Si le député de Johnson se rappelle bien, la campagne
menée par les producteurs portait sur deux problèmes bien
précis: celui d'une aide immédiate aux producteurs de bovins et,
dans cette aide demandée par les producteurs, il n'était pas
question de politique à long terme. Il était question
d'intervenir immédiatement sur un problème en particulier qu'eux
appelaient un accident de parcours.
Alors, avec les $15 millions que le gouvernement a offerts, nous allons
régler ce qu'eux ont appelé cet accident de parcours. Au fond, ce
sont simplement des comportements de marchés qui sont normaux, à
tous les cinq ou six ans, dans le domaine des bovins.
Il y a ce cycle qui fait que nous sommes au creux de la vague et
après, les marchés se rétablissent; déjà les
marchés commencent à se raffermir.
L'autre demande de producteurs, c'était d'assurer que les revenus
des agriculteurs seront à peu près égaux à ceux des
travailleurs spécialisés au Québec. Cela, c'est une
politique à long terme et si ma mémoire est fidèle, je
pense que nous avons offert aux producteurs le principe de les
rémunérer en fonction de ces revenus des travailleurs
spécialisés au Québec.
Il reste maintenant à s'entendre sur des formules production par
production. Quant à la proposition que fait l'Ordre des agronomes
concernant un Conseil supérieur de l'agriculture et de l'alimentation,
cette suggestion n'est pas nouvelle. Elle s'est fait valoir dans le
passé sous d'autres formes. Je pense que le député de
Johnson se rappelle bien que le gouvernement qui nous a
précédé avait proposé une sorte de Conseil
supérieur de l'agriculture. Après, on avait proposé une
sorte de conseil général de l'ensemble des éléments
qui composent l'économie agricole et nous revenons, aujourd'hui, avec
une proposition d'un Conseil de l'agriculture et de l'alimentation.
Nous avons examiné cette proposition à plusieurs reprises
et la question que nous nous posons est la suivante: Ce qui est important, pour
nous, du ministère de l'Agriculture, c'est
de trouver, avec les producteurs, les solutions qui touchent leurs
problèmes à eux, c'est de regarder, par la suite, avec tout le
secteur agro-alimentaire, y compris les agriculteurs, comment on peut
compléter l'action primaire d'un agriculteur, c'est-à-dire
comment on peut rendre jusque sur la table du consommateur le produit qui
provient d'une ferme.

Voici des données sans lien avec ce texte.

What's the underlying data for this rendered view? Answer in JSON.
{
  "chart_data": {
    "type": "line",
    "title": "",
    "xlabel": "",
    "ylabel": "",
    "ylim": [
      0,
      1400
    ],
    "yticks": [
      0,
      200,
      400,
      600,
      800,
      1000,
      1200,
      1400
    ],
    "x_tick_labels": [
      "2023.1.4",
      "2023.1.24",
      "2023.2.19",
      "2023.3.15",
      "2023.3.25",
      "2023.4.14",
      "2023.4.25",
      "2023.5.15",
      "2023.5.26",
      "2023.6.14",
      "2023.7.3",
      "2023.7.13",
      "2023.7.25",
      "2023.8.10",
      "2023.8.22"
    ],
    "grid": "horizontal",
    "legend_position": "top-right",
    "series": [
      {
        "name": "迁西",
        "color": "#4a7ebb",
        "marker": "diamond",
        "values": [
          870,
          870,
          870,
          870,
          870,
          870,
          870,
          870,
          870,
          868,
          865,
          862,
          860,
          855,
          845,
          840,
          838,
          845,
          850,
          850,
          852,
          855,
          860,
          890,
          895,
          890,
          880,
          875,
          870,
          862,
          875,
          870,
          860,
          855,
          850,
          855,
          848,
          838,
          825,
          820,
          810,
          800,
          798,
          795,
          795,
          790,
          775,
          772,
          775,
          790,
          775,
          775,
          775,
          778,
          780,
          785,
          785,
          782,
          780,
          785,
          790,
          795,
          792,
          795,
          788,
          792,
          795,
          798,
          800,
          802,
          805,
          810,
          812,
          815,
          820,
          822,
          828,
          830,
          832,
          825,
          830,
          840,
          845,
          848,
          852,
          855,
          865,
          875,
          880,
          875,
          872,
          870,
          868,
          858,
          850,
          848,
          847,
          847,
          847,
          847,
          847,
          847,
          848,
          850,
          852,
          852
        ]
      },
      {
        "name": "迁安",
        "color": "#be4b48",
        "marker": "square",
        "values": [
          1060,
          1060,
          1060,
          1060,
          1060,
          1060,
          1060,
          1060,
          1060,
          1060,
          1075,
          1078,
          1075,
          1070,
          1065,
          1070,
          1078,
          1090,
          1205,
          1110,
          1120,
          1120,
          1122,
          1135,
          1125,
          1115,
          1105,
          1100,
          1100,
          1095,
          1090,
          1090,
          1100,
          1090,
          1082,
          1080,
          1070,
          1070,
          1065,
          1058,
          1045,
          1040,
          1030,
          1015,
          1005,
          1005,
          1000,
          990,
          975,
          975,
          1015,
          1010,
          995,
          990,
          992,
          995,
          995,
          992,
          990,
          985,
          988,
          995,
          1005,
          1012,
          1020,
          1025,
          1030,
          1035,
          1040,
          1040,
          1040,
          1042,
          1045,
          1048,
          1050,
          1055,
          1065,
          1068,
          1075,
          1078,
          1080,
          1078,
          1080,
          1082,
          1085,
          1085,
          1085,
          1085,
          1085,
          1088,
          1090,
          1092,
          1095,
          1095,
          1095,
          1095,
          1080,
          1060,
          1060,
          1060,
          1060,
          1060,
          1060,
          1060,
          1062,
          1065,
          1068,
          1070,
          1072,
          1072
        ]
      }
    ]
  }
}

D'où l'idée du plan agro-alimentaire que
nous avons mis de l'avant. Néanmoins, cette suggestion, je ne pense pas
qu'on puisse la rejeter du revers de la main; elle mériterait qu'on
l'examine à nouveau, mais dans un contexte, je dirais, un peu plus
moderne de l'agriculture qui pourrait inclure tous les éléments
qui composent le secteur agricole.
Est-ce que c'est possible maintenant de faire s'entendre, au niveau d'un
conseil général, les producteurs qui n'ont jamais assez, et c'est
normal, pour le prix de leurs produits si on peut vendre le bovin
à $1 les cent livres, c'est plus payant que de le vendre à $0.50
est-ce que c'est possible de faire s'entendre autour d'un Conseil
général de l'agriculture et de l'alimentation et les
transformateurs et les distributeurs et les producteurs, etc.?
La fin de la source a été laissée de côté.